The Tungsten Manager is responsible for monitoring and managing a Tungsten Cluster dataservice. The manager has a number of control and supervisory roles for the operation of the cluster, and acts both as a control and a central information source for the status and health of the dataservice as a whole.
Primarily, the Tungsten Manager handles the following tasks:
Monitors the replication status of each datasource within the cluster.
Communicates and updates Tungsten Connector with information about the status of each datasource. In the event of a change of status, Tungsten Connectors are notified so that queries can be redirected accordingly.
Manages all the individual components of the system. Using the Java JMX system the manager is able to directly control the different components to change status, control the replication process, and
Checks to determine the availability of datasources by using either the system ping protocol (default), or using the Echo TCP/IP protocol on port 7 to determine whether a host is available. The configuration of the protocol to be used can be made by adjusting the manager properties. For more information, see Section B.2.3.3, “Host Availability Checks”.
Includes an advanced rules engine. The rule engine is used to respond to different events within the cluster and perform the necessary operations to keep the dataservice in optimal working state. During any change in status, whether user-selected or automatically triggered due to a failure, the rules are used to make decisions about whether to restart services, swap Primaries, or reconfigure connectors.

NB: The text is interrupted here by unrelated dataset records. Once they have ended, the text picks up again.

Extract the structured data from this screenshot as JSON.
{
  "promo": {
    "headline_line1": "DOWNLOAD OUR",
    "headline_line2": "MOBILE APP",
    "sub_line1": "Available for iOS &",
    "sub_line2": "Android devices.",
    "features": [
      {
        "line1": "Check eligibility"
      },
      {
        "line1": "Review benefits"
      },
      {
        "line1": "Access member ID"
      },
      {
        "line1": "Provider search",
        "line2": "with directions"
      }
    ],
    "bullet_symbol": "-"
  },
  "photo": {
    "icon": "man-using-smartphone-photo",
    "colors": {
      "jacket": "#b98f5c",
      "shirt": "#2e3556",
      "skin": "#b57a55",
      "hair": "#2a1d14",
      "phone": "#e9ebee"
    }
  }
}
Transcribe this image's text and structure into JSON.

In order to be able to avoid split brain, a cluster needs an odd number of members such that if there is a network partition, there's always a chance that a majority of the members are in one of the network partitions. If there is not a majority, it's not possible to establish a quorum and the partition with the Primary, and no majority, will end up with a shunned Primary until such time a quorum is established.
To operate with an even number of database nodes, a witness node is required, preferably an active witness, since the dynamics of establishing a quorum are more likely to succeed with an active witness than with a passive witness.

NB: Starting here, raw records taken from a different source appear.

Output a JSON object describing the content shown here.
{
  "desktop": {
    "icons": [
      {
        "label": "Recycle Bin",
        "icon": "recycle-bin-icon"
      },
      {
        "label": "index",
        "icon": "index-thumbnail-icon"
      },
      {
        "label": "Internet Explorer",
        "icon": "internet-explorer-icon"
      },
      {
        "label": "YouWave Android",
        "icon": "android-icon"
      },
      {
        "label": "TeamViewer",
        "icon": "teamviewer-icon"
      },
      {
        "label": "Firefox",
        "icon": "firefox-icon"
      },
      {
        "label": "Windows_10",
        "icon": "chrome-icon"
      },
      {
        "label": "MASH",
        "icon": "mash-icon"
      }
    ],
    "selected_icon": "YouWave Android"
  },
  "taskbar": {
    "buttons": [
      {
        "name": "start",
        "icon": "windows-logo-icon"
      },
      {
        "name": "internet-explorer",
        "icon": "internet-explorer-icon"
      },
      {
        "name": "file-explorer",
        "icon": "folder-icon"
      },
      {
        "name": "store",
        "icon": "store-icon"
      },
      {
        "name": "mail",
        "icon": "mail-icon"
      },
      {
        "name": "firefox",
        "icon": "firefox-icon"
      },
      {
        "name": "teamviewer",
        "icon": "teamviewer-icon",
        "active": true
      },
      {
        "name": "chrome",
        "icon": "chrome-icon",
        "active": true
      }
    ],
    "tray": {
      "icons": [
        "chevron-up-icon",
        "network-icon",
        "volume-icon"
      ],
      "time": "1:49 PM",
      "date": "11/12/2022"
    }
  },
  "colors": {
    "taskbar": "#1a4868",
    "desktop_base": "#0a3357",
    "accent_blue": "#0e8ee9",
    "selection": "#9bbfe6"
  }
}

Did you ever wonder just what the Tungsten Manager is thinking when it does an automatic failover or a manual switch in a cluster?
What factors are taken into account by the Tungsten Manager it picks a replica to fail over to?
This page will detail the steps the Tungsten Manager to perform a switch or failover.
This section covers both the process and some possible reasons why that process might not complete, along with best practices and ways to monitor the cluster for each situation.
When we say “role” in the context of a cluster datasource, we are talking about the view of a database node from the Tungsten Manager's perspective.
These roles apply to the node datasource at the local (physical) cluster level, and to the composite datasource at the composite cluster level.
Possible roles are:
Primary
A database node which is writable, or
A composite cluster which is active (contains a writable primary)
Relay
A read-only database node which pulls data from a remote cluster and shares it with downstream replicas in the same cluster
Replica
A read-only database node which pulls data from a local-cluster primary node, or from a local-cluster relay node for passive composite clusters
A composite cluster which is passive (contains a relay but NO writable primary)
One of the great powers of the Tungsten Cluster is that the roles for both cluster nodes and composite cluster datasources can be moved to another node or cluster, either at will via the cctrl> switch command, or by having an automatic failover invoked by the Tungsten Manager layer.
Please note that while failovers are normally automatic and triggered by the Tungsten Manager, a failover can be also be invoked manually via the cctrl command if ever needed.
There are key differences between the manual switch and automatic failover operations:
Switch
Switch attempts to perform the operation as gracefully as possible, so there will be a delay as all of the steps are followed to ensure zero data loss
When the switch sub-command is invoked within cctrl, the Manager will cleanly close connections and ensure replication is caught up before moving the Primary role to another node
Switch recovers the original Primary to be a Replica
Please see Section 6.5.2, “Manual Primary Switch”.
Failover
Failover is immediate, and could possibly result in data loss, even though we do everything we can to get all events moved to the new Primary
Failover leaves the original primary in a SHUNNED state
Connections are closed immediately
Use the cctrl> recover command to make the failed Primary into a Replica once it is healthy
Please see both Section 6.5.1, “Automatic Primary Failover” and Section 8.2, “Tungsten Manager Failover Behavior”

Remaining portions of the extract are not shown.